Hierarchical modeling
Hierarchical models (also called multilevel models), which are used when information is available on several different levels of observational units.
Bayesian inference
We define a prior distribution $p(\theta)$, and a sampling distribution (or data distribution) is given by $p(y|\theta)$, such that the joint probability distribution for $\theta$ and $y$ is obtained as follows:
$$ \begin{aligned} p(\theta,y) = p(\theta|y)p(y) \end{aligned} $$By Baye’s rule:
$$ \begin{aligned} p(\theta|y) = \frac{p(\theta, y)}{p(y)} = \frac{p(y|\theta)p(\theta)}{p(y)} \end{aligned} $$where $p(y) = \sum_y p(y, \theta) = \sum_y p(y|\theta) p(y) = \int_y p(y|\theta) p(y) dy$
An equivalent form is omitting the factor $p(y)$, yielding the unnormalized posterior density:
$$ \begin{aligned} p(\theta|y) \propto p(y|\theta)p(\theta) \end{aligned} $$Prediction
The marginal distribution of $y$ or prior predictive distribution is given by:
$$ \begin{aligned} p(y) = \int p(y, \theta) dy = \int p(y|\theta) p(\theta) d\theta \end{aligned} $$The distribution of $\tilde{y}$ is called the posterior predictive distribution, posterior because it is conditional on the observed $y$ and predictive because it is a prediction for an observable $\tilde{y}$. It is defined as the marginalization of $\tilde{y}$ over $y$.

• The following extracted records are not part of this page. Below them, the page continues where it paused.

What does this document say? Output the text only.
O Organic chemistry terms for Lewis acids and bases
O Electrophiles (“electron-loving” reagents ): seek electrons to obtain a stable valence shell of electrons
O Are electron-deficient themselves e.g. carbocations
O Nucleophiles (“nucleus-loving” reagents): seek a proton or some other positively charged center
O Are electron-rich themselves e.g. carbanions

$$ \begin{aligned} p(\tilde{y}|y) = \int p(\tilde{y}, \theta|y)d\theta \end{aligned} $$We note that the statistical process is also conditioned on the unobservable data $\theta$. Por la propiedad $P(X, Y|Z) = P(X|Y, Z)P(Z)$:
$$ \begin{aligned} = \int p(\tilde{y}|y, \theta)p(\theta|y) d\theta \end{aligned} $$Asumimos independencia condicional entre $y$ y $\tilde{y}$:
$$ \begin{aligned} = \int p(\tilde{y}|\theta)p(\theta|y) d\theta \end{aligned} $$Likelikhood
When regarded as a function of $\theta$, for fixed y $p(y|\theta)$ is the likelihood function.
Likelihood and odds ratios
Odds a posteriori:
$$ \begin{aligned} \frac{p(\theta_1|y)}{p(\theta_2|y)} = \frac{\frac{p(y|\theta_1)p(\theta_1)}{p(y)}}{\frac{p(y|\theta_2)p(\theta_2)}{p(y)}} = \frac{p(y|\theta_1)p(\theta_1)}{p(y|\theta_2)p(\theta_2)} \end{aligned} $$Odds a priori:
$$ \begin{aligned} \frac{p(\theta_1)}{p(\theta_2)} \end{aligned} $$Likelihood ratio:
$$ \begin{aligned} \frac{p(\theta_1|y)}{p(\theta_2|y)} \end{aligned} $$Probability theory
The expected value of a continuous random variable $u$ is given by:
$$ \begin{aligned} \mathbb{E}[u] = \int u p(u)du \end{aligned} $$The variance for a continuous random variable $u$ is given by:
$$ \begin{aligned} \mathbb{E}[u] = \int (u - \mathbb{E}[u])^2 p(u)du \end{aligned} $$The expected value of a discrete random variable $u$ is given by:
$$ \begin{aligned} \mathbb{E}[u] = \sum u p(u) \end{aligned} $$The variance for a discrete random variable $u$ is given by:
$$ \begin{aligned} \mathbb{E}[u] = \sum (u - \mathbb{E}[u])^2 p(u) \end{aligned} $$Means and variances of conditional distributions
Given two continuous random variables $u$ and $y$, the mean of $u$ can be obtained by averaging the conditional mean over the marginal distribution of $v$:
$$ \begin{aligned} \mathbb{E}(u) = \int u p(u) du = \int u \left(\int p(u, v)\right) dv du \end{aligned} $$$$ \begin{aligned} = \int \left(\int u p(u|v) du \right) p(v) dv = \int \mathbb{E}_u[u|v] p(v) dv = \mathbb{E}_v[\mathbb{E}_u[u|v]] \end{aligned} $$The corresponding result for the variance:
$$ \begin{aligned} \mathbb{V}[u] = \mathbb{E}[\mathbb{V}[u|v]] - \mathbb{V}[\mathbb{E}[u|v]] \end{aligned} $$Transformation of variables
Suppose $p_u(u)$ is the density of the vector $u$, and we transform to $v = f(u)$, where $v$ has the same number of components as $u$. If $p_u$ is a discrete distribution, and $f$ is a one-to-one function, then the density of $v$ is given by:
$$ \begin{aligned} p_v(v) = p_u(f^{-1}(v)) \end{aligned} $$If $p_u$ is a continuous distribution, and $v = f(u)$ is a one-to-one transformation, then the joint density of the transformed vector is:
$$ \begin{aligned} p_v(v) = |J| p_u(f^{-1}(v)) \end{aligned} $$where $|J|$ is the absolute value of the determinant of the Jacobian of the transformation $u = f^{−1}(v)$ as a function of $v$.